Io ho un quadro di Azio dove c’è una casa rosa e dietro questa casa c’è un enorme cielo viola e sotto la casa un enorme prato verde giallo e anche viola e tutte le volte che lo guardo, il cielo e il prato mi danno una grande sensazione di pace, mentre se guardo la casa, scopro tutte le volte che la casa ha solo il tetto e le mura e che non ci sono finestre e neanche una porta e allora, tutte le volte che mi fermo a guardare la casa nel quadro di Azio, mi torna in mente una poesia di Pascoli, quella che si chiama Il lampo, dove a un certo punto, nel buio della notte, il lampo illumina una casa bianca, che poi scompare, come un occhio che si apre e si chiude.
8.
Un altro quadro di Azio che mi piace particolarmente è quello che si chiama Azio Pagliaccio e che penso sia un suo autoritratto. Le linee sono molto semplici, a volte quasi invisibili, si perdono nel bianco, ma in mezzo al bianco viene fuori il naso rosso e due occhi che ti guardano e anche se quei due occhi lì sono lontanissimi dagli occhi veri di Azio, lo sguardo è il suo, uno sguardo fragile, con sempre un velo di acqua negli occhi, uno sguardo che non solo ti guarda, ma è sempre anche un po’ oltre, come se dietro di te ci fosse la sola cosa che vale la pena di guardare, una cosa che però, non appena tu scompari e ti togli alla vista dello sguardo di Azio, anche lei, anche quella cosa lì è già scomparsa, non c’è più, e nello sguardo di Azio, mentre ti guarda, c’è tutta la speranza che si trova nelle cose perdute, nelle cose che spariscono alla vista, ancora prima di vederle per davvero, per la prima volta.
9.
Un’altra volta Azio mi ha detto che quando ha le matite a lui piace il disegno geometrico e allora disegna delle macchine. Se invece ha i colori disegna dei paesaggi oppure degli animali o dei ritratti o delle nature morte.

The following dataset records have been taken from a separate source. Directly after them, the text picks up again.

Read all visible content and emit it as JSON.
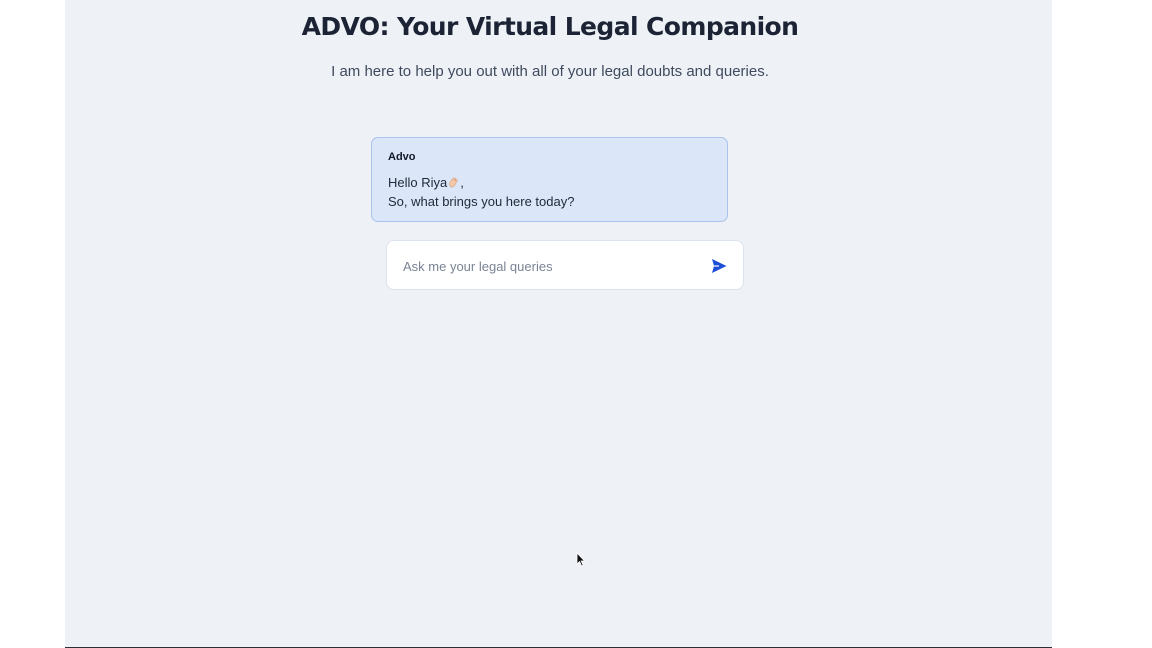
{
  "header": {
    "title": "ADVO: Your Virtual Legal Companion",
    "subtitle": "I am here to help you out with all of your legal doubts and queries."
  },
  "chat": {
    "messages": [
      {
        "sender": "Advo",
        "lines": [
          "Hello Riya",
          "So, what brings you here today?"
        ],
        "line1_suffix": ",",
        "emoji_icon": "waving-hand-icon"
      }
    ]
  },
  "composer": {
    "placeholder": "Ask me your legal queries",
    "value": "",
    "send_icon": "send-icon",
    "send_color": "#1d4ed8"
  },
  "colors": {
    "background": "#eef2f7",
    "bubble": "#dbe6f8",
    "bubble_border": "#a9c3ec",
    "title": "#1b2335"
  }
}
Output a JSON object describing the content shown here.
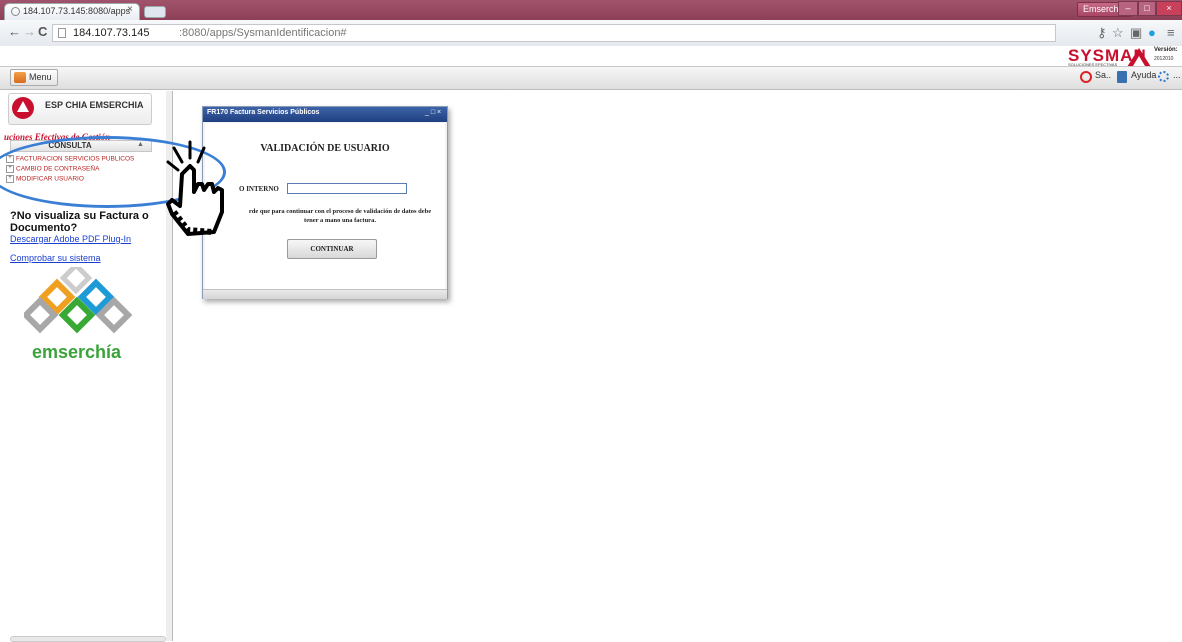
{
  "browser": {
    "tab_title": "184.107.73.145:8080/apps",
    "tab_close": "×",
    "user_badge": "Emserchia",
    "window_controls": [
      "–",
      "□",
      "×"
    ],
    "url_host": "184.107.73.145",
    "url_path": ":8080/apps/SysmanIdentificacion#"
  },
  "app_header": {
    "brand": "SYSMAN",
    "brand_sub": "SOLUCIONES EFECTIVAS",
    "version_label": "Versión:",
    "version_number": "2012010"
  },
  "toolbar": {
    "menu_label": "Menu",
    "exit_label": "Sa..",
    "help_label": "Ayuda",
    "more_label": "..."
  },
  "sidebar": {
    "company_name": "ESP CHIA EMSERCHIA",
    "tagline": "uciones Efectivas de Gestión",
    "section_label": "CONSULTA",
    "section_arrow": "▲",
    "items": [
      {
        "label": "FACTURACION SERVICIOS PUBLICOS"
      },
      {
        "label": "CAMBIO DE CONTRASEÑA"
      },
      {
        "label": "MODIFICAR USUARIO"
      }
    ],
    "pdf_question": "?No visualiza su Factura o Documento?",
    "pdf_link": "Descargar Adobe PDF Plug-In",
    "check_link": "Comprobar su sistema",
    "logo_word": "emserchía"
  },
  "dialog": {
    "title": "FR170 Factura Servicios Públicos",
    "controls": "_ □ ×",
    "heading": "VALIDACIÓN DE USUARIO",
    "field_label": "O INTERNO",
    "field_value": "",
    "note": "rde que para continuar con el proceso de validación de datos debe tener a mano una factura.",
    "continue_label": "CONTINUAR"
  },
  "colors": {
    "brand_red": "#c8102e",
    "dialog_title_bg": "#1f3f80",
    "annotation_blue": "#3a7fd5",
    "logo_green": "#3aa33a"
  }
}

Smette di disegnare quando ha finito i colori, oppure le matite, mi ha detto una volta, mentre beveva il caffè.
10.
Ho tenuto i quadri di Azio in una cartella e ci sono delle volte che prendo in mano questa cartella e la apro e li sfoglio uno per uno e mi viene voglia subito di andare a prendere uno dei miei piccoli quaderni neri e scriverci sopra qualcosa. Poi mi fermo un attimo e mi torna in mente una frase di un grande pittore che si chiamava Franz Kline e che diceva che la sua pittura non aveva a che fare con il conoscere, ma con il donare. E allora io penso che quelli di Azio non sono quadri, ma sono doni e che in un qualche modo somigliano molto alle cose che stanno dietro le persone, mentre Azio le guarda, somigliano molto a cose perdute, con dentro però una speranza, la stessa di mio nonno Azio, quella che un giorno le cose che vanno male, tornino al loro posto, che arrivi un sole nuovo e un’acqua nuova, una terra nuova, dei fiori e delle foreste nuove, anche con le fiamme azzurre, del pane nuovo, del cielo nuovo con dei prati nuovi, degli occhi nuovi, sì anche degli occhi nuovi, di quelli che ci vedono benissimo soltanto quando sono chiusi e spenti, soprattutto quelli, per fermarsi a riposare, addormentarsi e sentire dentro tutta la musica che fanno, tutte queste cose nuove, tutto questo mondo. Nuovo.